0

Màu nền
Font chữ
Font size
Chiều cao dòng

Gerincing rantai kaki bergaung di sepanjang lorong kelabu. Sepasang tungkai telanjang mengayun tak bertenaga, diapit dua kaki besar bersepatu kulit hitam masing-masing di belakang dan di depan yang mengiringi dengan kokoh. Para pemilik kaki itu bergerak ke ujung lorong, di mana cahaya menunggu mereka.

Mentari yang membakar kulit, caci maki, dan cemooh seketika menyambut ketika ketiga orang itu keluar dari lorong. Teriakan yang ada lebih ditujukan kepada orang yang diapit dua penjaga berbadan besar dengan tudung kepala berwarna hitam. Gemuruh suara penonton semakin beringas saat pria dengan rantai di kaki dan tangannya itu diseret kasar ke tengah lapangan bertanah kering.

Di hadapan pria yang telah berlutut dengan dua tombak teracung di sisi kiri dan kanan, sebuah panggung berdiri. Di sana, seorang wanita bertopeng gelap dengan tiara emas dan berpakaian serba hitam berdiri dari takhtanya. Bunyi sangkakala mengiringi setiap langkah sampai dia berhenti di hadapan si pria. Saat wanita itu mengangkat tangan yang mengepal, seketika seluruh suara menjadi senyap.

Dia—yang kini menjadi pusat perhatian—mengeluarkan sesuatu dari lengan jubah yang menjuntai sampai ke bawah, menyapu lantai. Selembar perkamen kulit panjang kemudian melayang di hadapannya bersamaan dengan lengan yang mengayun gemulai.

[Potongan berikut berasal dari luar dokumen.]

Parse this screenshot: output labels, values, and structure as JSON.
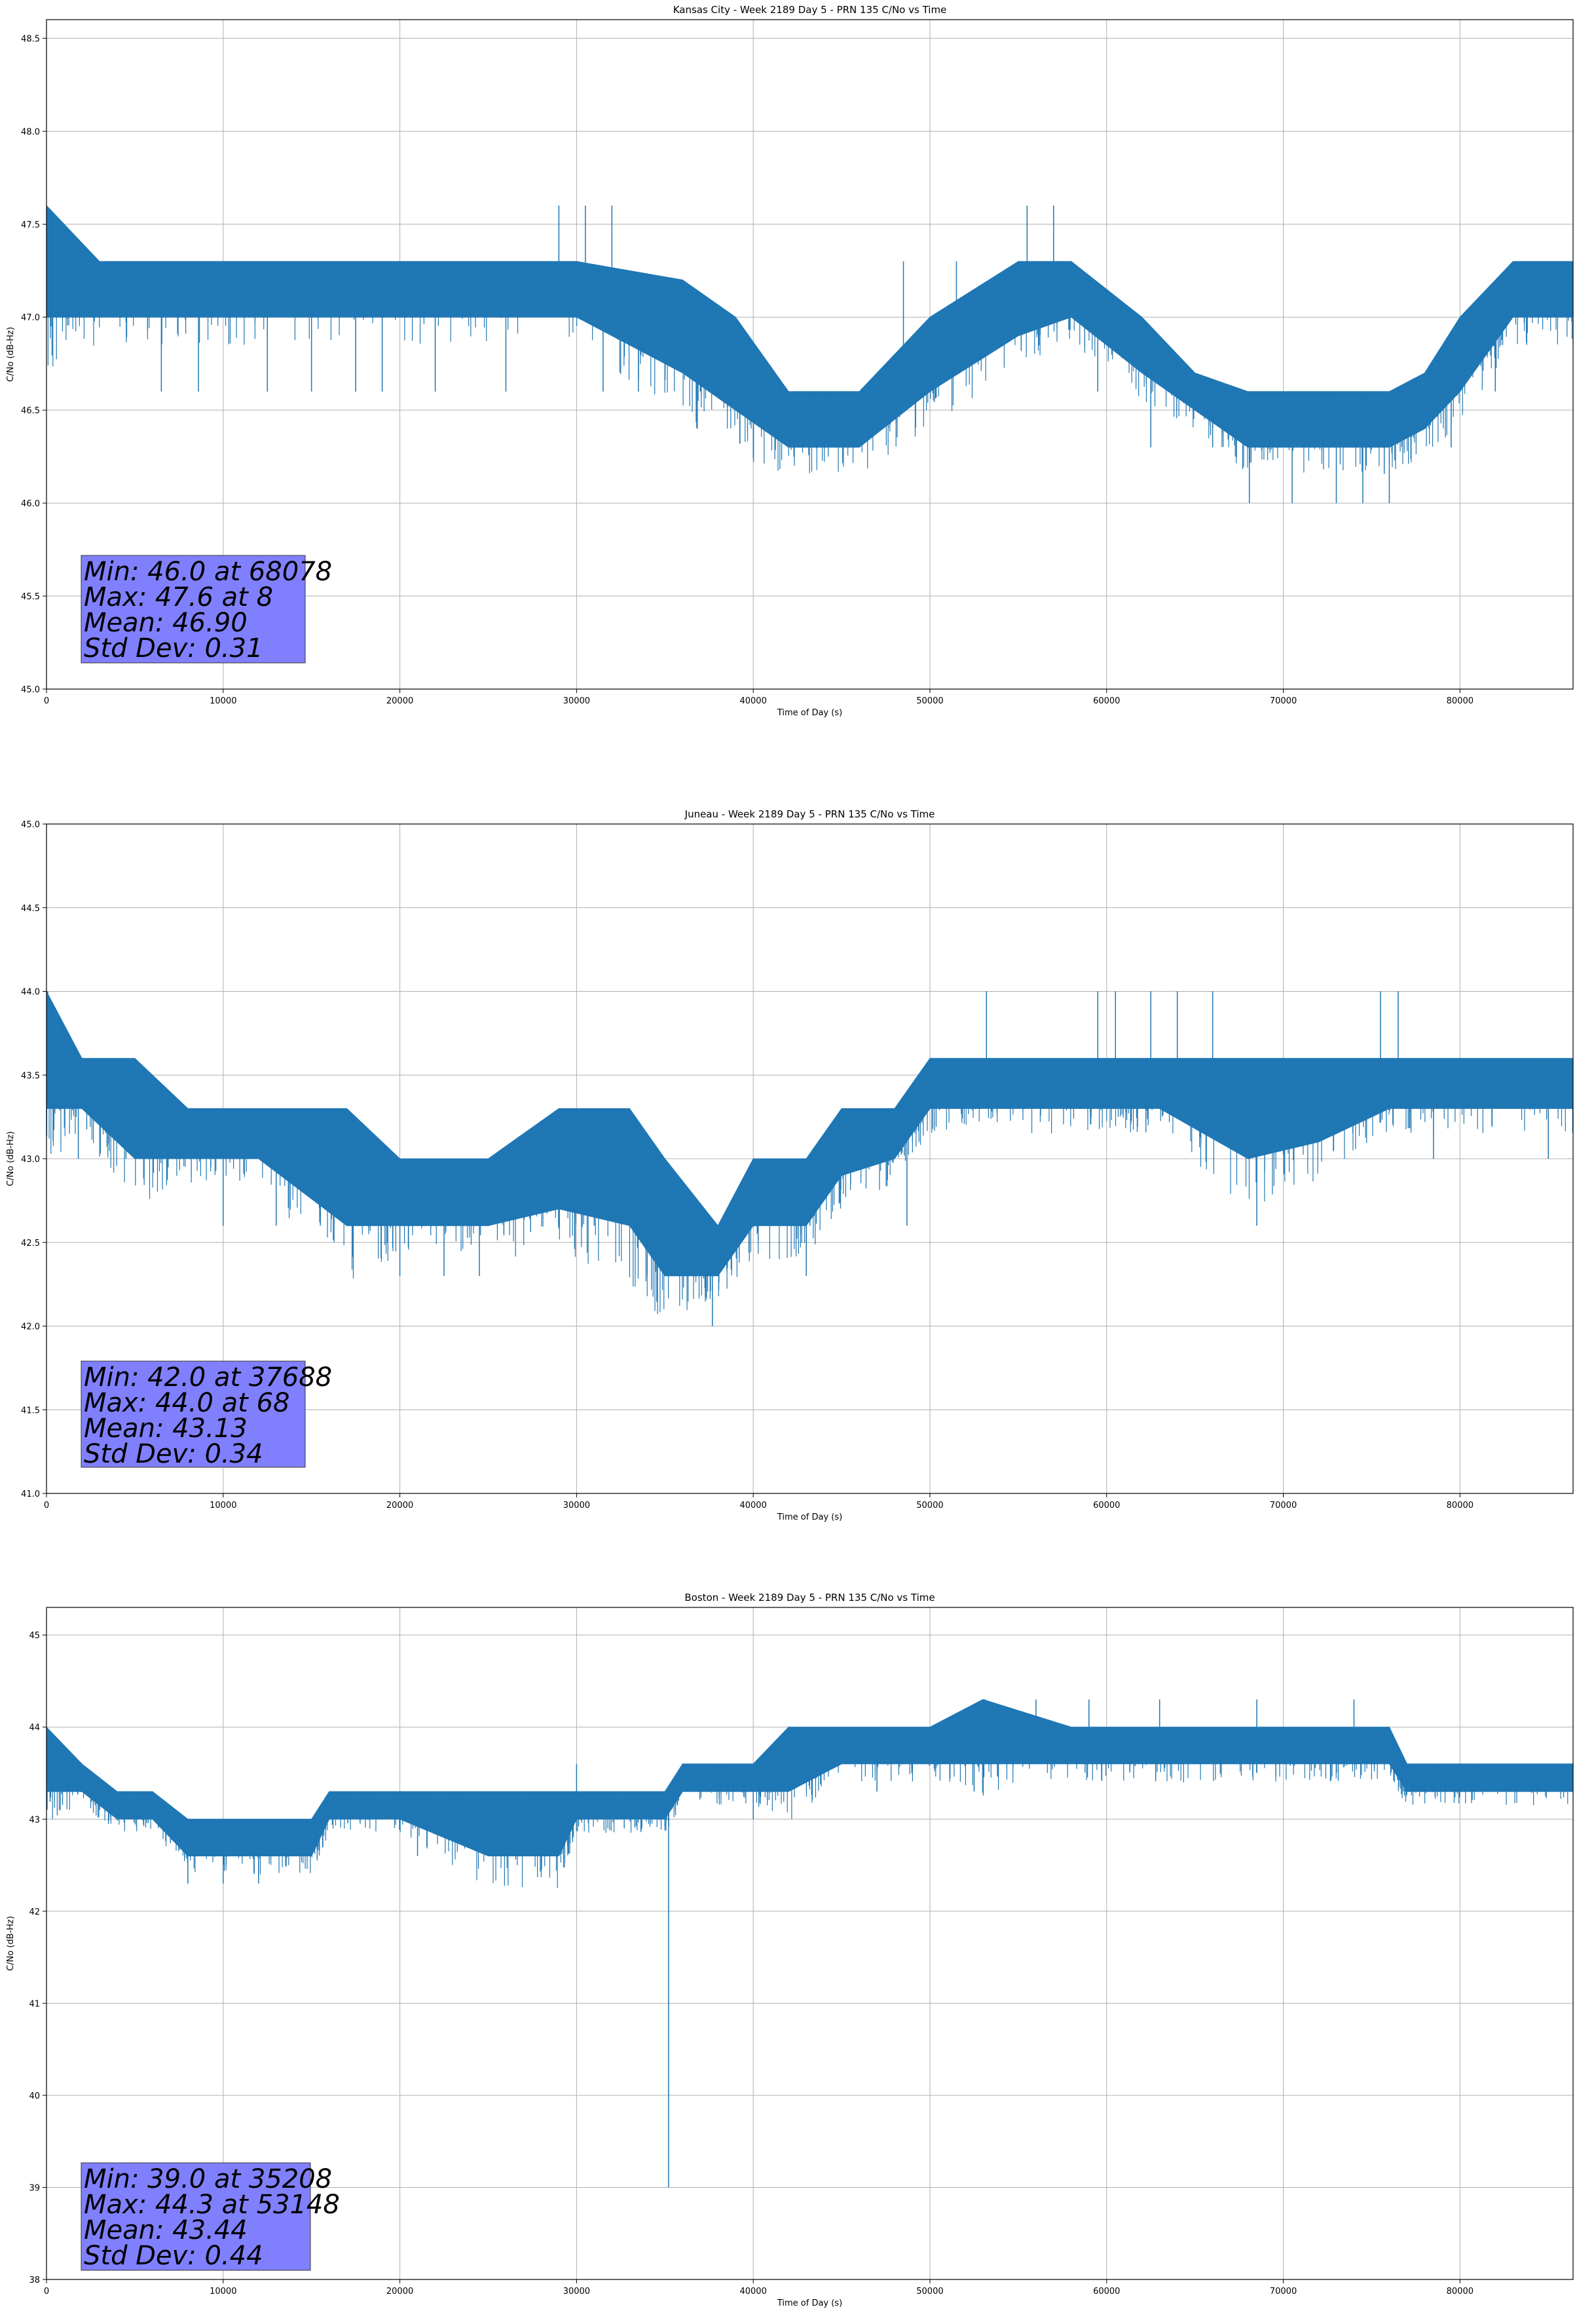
{
  "chart_data": [
    {
      "type": "line",
      "title": "Kansas City - Week 2189 Day 5 - PRN 135 C/No vs Time",
      "xlabel": "Time of Day (s)",
      "ylabel": "C/No (dB-Hz)",
      "xlim": [
        0,
        86400
      ],
      "ylim": [
        45.0,
        48.6
      ],
      "xticks": [
        0,
        10000,
        20000,
        30000,
        40000,
        50000,
        60000,
        70000,
        80000
      ],
      "yticks": [
        45.0,
        45.5,
        46.0,
        46.5,
        47.0,
        47.5,
        48.0,
        48.5
      ],
      "ytick_labels": [
        "45.0",
        "45.5",
        "46.0",
        "46.5",
        "47.0",
        "47.5",
        "48.0",
        "48.5"
      ],
      "grid": true,
      "color": "#1f77b4",
      "band": {
        "x": [
          0,
          3000,
          10000,
          20000,
          30000,
          36000,
          39000,
          42000,
          46000,
          50000,
          55000,
          58000,
          62000,
          65000,
          68000,
          72000,
          76000,
          78000,
          80000,
          83000,
          86400
        ],
        "low": [
          47.0,
          47.0,
          47.0,
          47.0,
          47.0,
          46.7,
          46.5,
          46.3,
          46.3,
          46.6,
          46.9,
          47.0,
          46.7,
          46.5,
          46.3,
          46.3,
          46.3,
          46.4,
          46.6,
          47.0,
          47.0
        ],
        "high": [
          47.6,
          47.3,
          47.3,
          47.3,
          47.3,
          47.2,
          47.0,
          46.6,
          46.6,
          47.0,
          47.3,
          47.3,
          47.0,
          46.7,
          46.6,
          46.6,
          46.6,
          46.7,
          47.0,
          47.3,
          47.3
        ]
      },
      "outliers": [
        {
          "x": 6500,
          "y": 46.6
        },
        {
          "x": 8600,
          "y": 46.6
        },
        {
          "x": 12500,
          "y": 46.6
        },
        {
          "x": 15000,
          "y": 46.6
        },
        {
          "x": 17500,
          "y": 46.6
        },
        {
          "x": 19000,
          "y": 46.6
        },
        {
          "x": 22000,
          "y": 46.6
        },
        {
          "x": 26000,
          "y": 46.6
        },
        {
          "x": 29000,
          "y": 47.6
        },
        {
          "x": 30500,
          "y": 47.6
        },
        {
          "x": 31500,
          "y": 46.6
        },
        {
          "x": 32000,
          "y": 47.6
        },
        {
          "x": 33500,
          "y": 46.6
        },
        {
          "x": 37000,
          "y": 46.6
        },
        {
          "x": 45500,
          "y": 46.3
        },
        {
          "x": 48500,
          "y": 47.3
        },
        {
          "x": 51500,
          "y": 47.3
        },
        {
          "x": 55500,
          "y": 47.6
        },
        {
          "x": 57000,
          "y": 47.6
        },
        {
          "x": 59500,
          "y": 46.6
        },
        {
          "x": 62500,
          "y": 46.3
        },
        {
          "x": 66000,
          "y": 46.3
        },
        {
          "x": 68078,
          "y": 46.0
        },
        {
          "x": 70500,
          "y": 46.0
        },
        {
          "x": 73000,
          "y": 46.0
        },
        {
          "x": 74500,
          "y": 46.0
        },
        {
          "x": 76000,
          "y": 46.0
        },
        {
          "x": 79500,
          "y": 46.3
        },
        {
          "x": 82000,
          "y": 46.6
        },
        {
          "x": 8,
          "y": 47.6
        }
      ],
      "stats": [
        "Min: 46.0 at 68078",
        "Max: 47.6 at 8",
        "Mean: 46.90",
        "Std Dev: 0.31"
      ]
    },
    {
      "type": "line",
      "title": "Juneau - Week 2189 Day 5 - PRN 135 C/No vs Time",
      "xlabel": "Time of Day (s)",
      "ylabel": "C/No (dB-Hz)",
      "xlim": [
        0,
        86400
      ],
      "ylim": [
        41.0,
        45.0
      ],
      "xticks": [
        0,
        10000,
        20000,
        30000,
        40000,
        50000,
        60000,
        70000,
        80000
      ],
      "yticks": [
        41.0,
        41.5,
        42.0,
        42.5,
        43.0,
        43.5,
        44.0,
        44.5,
        45.0
      ],
      "ytick_labels": [
        "41.0",
        "41.5",
        "42.0",
        "42.5",
        "43.0",
        "43.5",
        "44.0",
        "44.5",
        "45.0"
      ],
      "grid": true,
      "color": "#1f77b4",
      "band": {
        "x": [
          0,
          2000,
          5000,
          8000,
          12000,
          17000,
          20000,
          25000,
          29000,
          33000,
          35000,
          38000,
          40000,
          43000,
          45000,
          48000,
          50000,
          53000,
          58000,
          61000,
          63000,
          68000,
          72000,
          76000,
          80000,
          86400
        ],
        "low": [
          43.3,
          43.3,
          43.0,
          43.0,
          43.0,
          42.6,
          42.6,
          42.6,
          42.7,
          42.6,
          42.3,
          42.3,
          42.6,
          42.6,
          42.9,
          43.0,
          43.3,
          43.3,
          43.3,
          43.3,
          43.3,
          43.0,
          43.1,
          43.3,
          43.3,
          43.3
        ],
        "high": [
          44.0,
          43.6,
          43.6,
          43.3,
          43.3,
          43.3,
          43.0,
          43.0,
          43.3,
          43.3,
          43.0,
          42.6,
          43.0,
          43.0,
          43.3,
          43.3,
          43.6,
          43.6,
          43.6,
          43.6,
          43.6,
          43.6,
          43.6,
          43.6,
          43.6,
          43.6
        ]
      },
      "outliers": [
        {
          "x": 68,
          "y": 44.0
        },
        {
          "x": 1800,
          "y": 43.0
        },
        {
          "x": 4500,
          "y": 43.0
        },
        {
          "x": 10000,
          "y": 42.6
        },
        {
          "x": 13000,
          "y": 42.6
        },
        {
          "x": 15500,
          "y": 42.6
        },
        {
          "x": 20000,
          "y": 42.3
        },
        {
          "x": 22500,
          "y": 42.3
        },
        {
          "x": 24500,
          "y": 42.3
        },
        {
          "x": 29000,
          "y": 42.6
        },
        {
          "x": 31000,
          "y": 42.6
        },
        {
          "x": 34000,
          "y": 42.3
        },
        {
          "x": 37688,
          "y": 42.0
        },
        {
          "x": 43000,
          "y": 42.3
        },
        {
          "x": 48700,
          "y": 42.6
        },
        {
          "x": 53200,
          "y": 44.0
        },
        {
          "x": 59500,
          "y": 44.0
        },
        {
          "x": 60500,
          "y": 44.0
        },
        {
          "x": 62500,
          "y": 44.0
        },
        {
          "x": 64000,
          "y": 44.0
        },
        {
          "x": 66000,
          "y": 44.0
        },
        {
          "x": 68500,
          "y": 42.6
        },
        {
          "x": 75500,
          "y": 44.0
        },
        {
          "x": 76500,
          "y": 44.0
        },
        {
          "x": 78500,
          "y": 43.0
        },
        {
          "x": 85000,
          "y": 43.0
        }
      ],
      "stats": [
        "Min: 42.0 at 37688",
        "Max: 44.0 at 68",
        "Mean: 43.13",
        "Std Dev: 0.34"
      ]
    },
    {
      "type": "line",
      "title": "Boston - Week 2189 Day 5 - PRN 135 C/No vs Time",
      "xlabel": "Time of Day (s)",
      "ylabel": "C/No (dB-Hz)",
      "xlim": [
        0,
        86400
      ],
      "ylim": [
        38,
        45.3
      ],
      "xticks": [
        0,
        10000,
        20000,
        30000,
        40000,
        50000,
        60000,
        70000,
        80000
      ],
      "yticks": [
        38,
        39,
        40,
        41,
        42,
        43,
        44,
        45
      ],
      "ytick_labels": [
        "38",
        "39",
        "40",
        "41",
        "42",
        "43",
        "44",
        "45"
      ],
      "grid": true,
      "color": "#1f77b4",
      "band": {
        "x": [
          0,
          2000,
          4000,
          6000,
          8000,
          12000,
          15000,
          16000,
          20000,
          25000,
          29000,
          30000,
          33000,
          35000,
          36000,
          40000,
          42000,
          45000,
          50000,
          53000,
          58000,
          62000,
          66000,
          70000,
          73000,
          76000,
          77000,
          80000,
          86400
        ],
        "low": [
          43.3,
          43.3,
          43.0,
          43.0,
          42.6,
          42.6,
          42.6,
          43.0,
          43.0,
          42.6,
          42.6,
          43.0,
          43.0,
          43.0,
          43.3,
          43.3,
          43.3,
          43.6,
          43.6,
          43.6,
          43.6,
          43.6,
          43.6,
          43.6,
          43.6,
          43.6,
          43.3,
          43.3,
          43.3
        ],
        "high": [
          44.0,
          43.6,
          43.3,
          43.3,
          43.0,
          43.0,
          43.0,
          43.3,
          43.3,
          43.3,
          43.3,
          43.3,
          43.3,
          43.3,
          43.6,
          43.6,
          44.0,
          44.0,
          44.0,
          44.3,
          44.0,
          44.0,
          44.0,
          44.0,
          44.0,
          44.0,
          43.6,
          43.6,
          43.6
        ]
      },
      "outliers": [
        {
          "x": 8000,
          "y": 42.3
        },
        {
          "x": 10000,
          "y": 42.3
        },
        {
          "x": 12000,
          "y": 42.3
        },
        {
          "x": 21000,
          "y": 42.6
        },
        {
          "x": 26000,
          "y": 42.6
        },
        {
          "x": 30000,
          "y": 43.6
        },
        {
          "x": 35208,
          "y": 39.0
        },
        {
          "x": 40000,
          "y": 43.0
        },
        {
          "x": 47000,
          "y": 43.3
        },
        {
          "x": 52500,
          "y": 43.3
        },
        {
          "x": 53148,
          "y": 44.3
        },
        {
          "x": 56000,
          "y": 44.3
        },
        {
          "x": 59000,
          "y": 44.3
        },
        {
          "x": 63000,
          "y": 44.3
        },
        {
          "x": 68500,
          "y": 44.3
        },
        {
          "x": 74000,
          "y": 44.3
        },
        {
          "x": 81000,
          "y": 43.6
        }
      ],
      "stats": [
        "Min: 39.0 at 35208",
        "Max: 44.3 at 53148",
        "Mean: 43.44",
        "Std Dev: 0.44"
      ]
    }
  ]
}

Dengan suara lantang laksana gemuruh, dia berucap tegas, "Adipati Agra, engkau didakwa atas korupsi, pemalsuan dokumen, penggelapan pajak, dan pembunuhan berencana. Semua merugikan hajat hidup orang banyak yang setara dengan pengkhianatan kepada negara."

Ada hening yang mencekam. Bahkan para penonton dibuat bungkam. Mereka hanya bisa menutup mulut tak percaya dengan dakwaan yang diberikan.

Sang Hakim kemudian melanjutkan. "Engkau dituntut hukuman mati." Dari balik topengnya, dia menatap tajam. "Apakah engkau ada kata-kata terakhir?"

Adipati Agra menengadah, menatap ampun kepada sang Hakim. Air matanya tak mampu dibendung. Bibir merahnya bergetar menahan kata. Dalam bisik-bisik lautan manusia awam untuk setidaknya meminta keringanan, pria itu tahu pembelaan terakhirnya tidak akan berbuah apa-apa. Semua telah diputuskan. Takdir telah ditetapkan.

"Patik[1] hanya meminta kepada Maharani untuk menjamin keluarga patik agar tetap hidup dengan layak," mohon Adipati seraya berderai air mata.

Dia—yang disebut Maharani—hanya menatap dalam. "Hukum telah ditetapkan!" teriaknya.

Sorak-sorai warga yang merasa dirugikan atas tindakan Adipati Agra bergaung.

Dia—yang juga berperan sebagai Hakim Agung—melepaskan topeng, sebagai tanda dan pemandangan terakhir bagi si terdakwa. Wajah putih datarnya menatap dingin sekali lagi, bak melihat makhluk paling rendah yang ada di bumi.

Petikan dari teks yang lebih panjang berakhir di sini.